Premium and A-Grade stock have led the way for net absorption throughout the year, accounting for 19,764sqm to July 2023. Colliers H1 2023 data also reveals a significant 78.3 per cent of the total transacted office space was from businesses seeking to expand or upgrade their premises, while there was a 28.6 per cent surge in enquiries for office space of 3,000 sqm or more when compared to H1 2022.

“This has resulted in a bifurcation between classes, with a preference for higher-quality office space. A-grade assets in particular have reaped the rewards, constituting 89 per cent of the total area transacted and demonstrating the most robust growth in leasing deals within this category,” Colliers Data and Research Analyst Sissi Wang said.

“Net effective rents are also reflective of this, with A-grade assets experiencing a year-on-year increase of 3.7 per cent as of September 2023. ” Mr Young added.

“It is clear that the landlords who are exploring repositioning strategies to enhance their properties are most in line to reap the benefits, as we anticipate this will result in the higher quality tenants moving forward, and the subsequent lift in rents and capital values in the long term.

Looking ahead, the introduction 52-56 Franklin Street (21,000 sqm) into the market by late 2024 is likely to be the only new significant development supply until the completion of ICD’s Market Square, which will deliver 20,000 sqm in late 2025/early 2026 and Quintessential’s Entrepreneur and Innovation Centre (EIC) at Lot Fourteen Innovation District which will deliver 40,500 sqm by mid-2026.

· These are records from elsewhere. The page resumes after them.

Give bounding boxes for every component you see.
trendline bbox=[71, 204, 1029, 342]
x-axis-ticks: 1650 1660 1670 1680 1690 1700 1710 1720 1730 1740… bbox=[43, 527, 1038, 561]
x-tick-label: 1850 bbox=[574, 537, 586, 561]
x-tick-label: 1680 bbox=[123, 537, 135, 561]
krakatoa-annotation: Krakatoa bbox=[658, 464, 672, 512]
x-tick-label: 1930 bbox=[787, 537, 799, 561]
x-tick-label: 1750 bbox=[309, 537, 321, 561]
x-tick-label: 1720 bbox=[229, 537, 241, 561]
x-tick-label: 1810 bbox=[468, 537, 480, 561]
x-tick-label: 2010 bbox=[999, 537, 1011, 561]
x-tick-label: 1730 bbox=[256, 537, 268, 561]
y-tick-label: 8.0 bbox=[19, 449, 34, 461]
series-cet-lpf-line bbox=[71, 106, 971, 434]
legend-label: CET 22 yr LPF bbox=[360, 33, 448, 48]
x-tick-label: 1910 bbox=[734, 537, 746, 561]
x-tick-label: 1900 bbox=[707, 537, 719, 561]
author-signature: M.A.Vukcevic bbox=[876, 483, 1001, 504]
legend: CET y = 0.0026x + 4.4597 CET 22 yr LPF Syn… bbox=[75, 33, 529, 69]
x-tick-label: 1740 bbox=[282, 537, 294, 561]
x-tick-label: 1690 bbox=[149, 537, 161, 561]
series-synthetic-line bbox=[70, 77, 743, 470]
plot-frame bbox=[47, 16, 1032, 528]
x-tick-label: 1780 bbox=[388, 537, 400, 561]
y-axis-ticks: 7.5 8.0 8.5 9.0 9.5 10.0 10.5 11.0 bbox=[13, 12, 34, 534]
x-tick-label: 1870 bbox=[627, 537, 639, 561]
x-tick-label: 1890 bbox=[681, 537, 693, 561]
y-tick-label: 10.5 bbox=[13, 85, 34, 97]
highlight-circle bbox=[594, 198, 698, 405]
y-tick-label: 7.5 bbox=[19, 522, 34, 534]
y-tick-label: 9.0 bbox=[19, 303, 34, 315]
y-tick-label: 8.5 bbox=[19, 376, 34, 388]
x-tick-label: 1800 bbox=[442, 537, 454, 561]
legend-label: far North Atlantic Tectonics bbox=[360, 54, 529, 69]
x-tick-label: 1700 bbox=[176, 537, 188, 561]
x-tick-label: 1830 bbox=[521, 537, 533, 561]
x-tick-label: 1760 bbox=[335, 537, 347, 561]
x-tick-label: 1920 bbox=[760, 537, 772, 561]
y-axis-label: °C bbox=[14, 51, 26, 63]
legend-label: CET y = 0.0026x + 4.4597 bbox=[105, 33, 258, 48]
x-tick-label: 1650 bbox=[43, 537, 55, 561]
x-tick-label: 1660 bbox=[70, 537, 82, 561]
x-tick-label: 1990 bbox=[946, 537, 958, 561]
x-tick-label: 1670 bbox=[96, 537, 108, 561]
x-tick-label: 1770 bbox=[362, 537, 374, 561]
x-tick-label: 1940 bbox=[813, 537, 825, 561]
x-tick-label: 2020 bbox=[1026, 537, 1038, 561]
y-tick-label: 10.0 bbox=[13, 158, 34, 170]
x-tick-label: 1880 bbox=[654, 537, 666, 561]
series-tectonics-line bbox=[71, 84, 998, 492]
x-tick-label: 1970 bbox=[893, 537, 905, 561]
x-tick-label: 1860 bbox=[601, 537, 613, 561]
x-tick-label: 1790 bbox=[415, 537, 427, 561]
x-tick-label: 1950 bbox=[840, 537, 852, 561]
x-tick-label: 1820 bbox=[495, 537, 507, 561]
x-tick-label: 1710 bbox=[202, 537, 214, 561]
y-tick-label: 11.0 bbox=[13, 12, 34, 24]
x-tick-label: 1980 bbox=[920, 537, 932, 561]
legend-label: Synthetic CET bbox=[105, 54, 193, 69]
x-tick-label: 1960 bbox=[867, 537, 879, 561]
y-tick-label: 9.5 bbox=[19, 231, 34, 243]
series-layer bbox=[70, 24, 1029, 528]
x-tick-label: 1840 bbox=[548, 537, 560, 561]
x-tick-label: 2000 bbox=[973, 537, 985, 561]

“There are also a substantial number of projects in the mooted phase, and the expected timeline for their completion has been delayed until 2027 or later. Therefore, a lack of supply of Gen 3 office space can be expected from 2025 onwards and thus the divergence in net effective rents by grade is likely to continue in the coming years, further accentuating the bifurcation trend among these asset categories,” Mr Young said.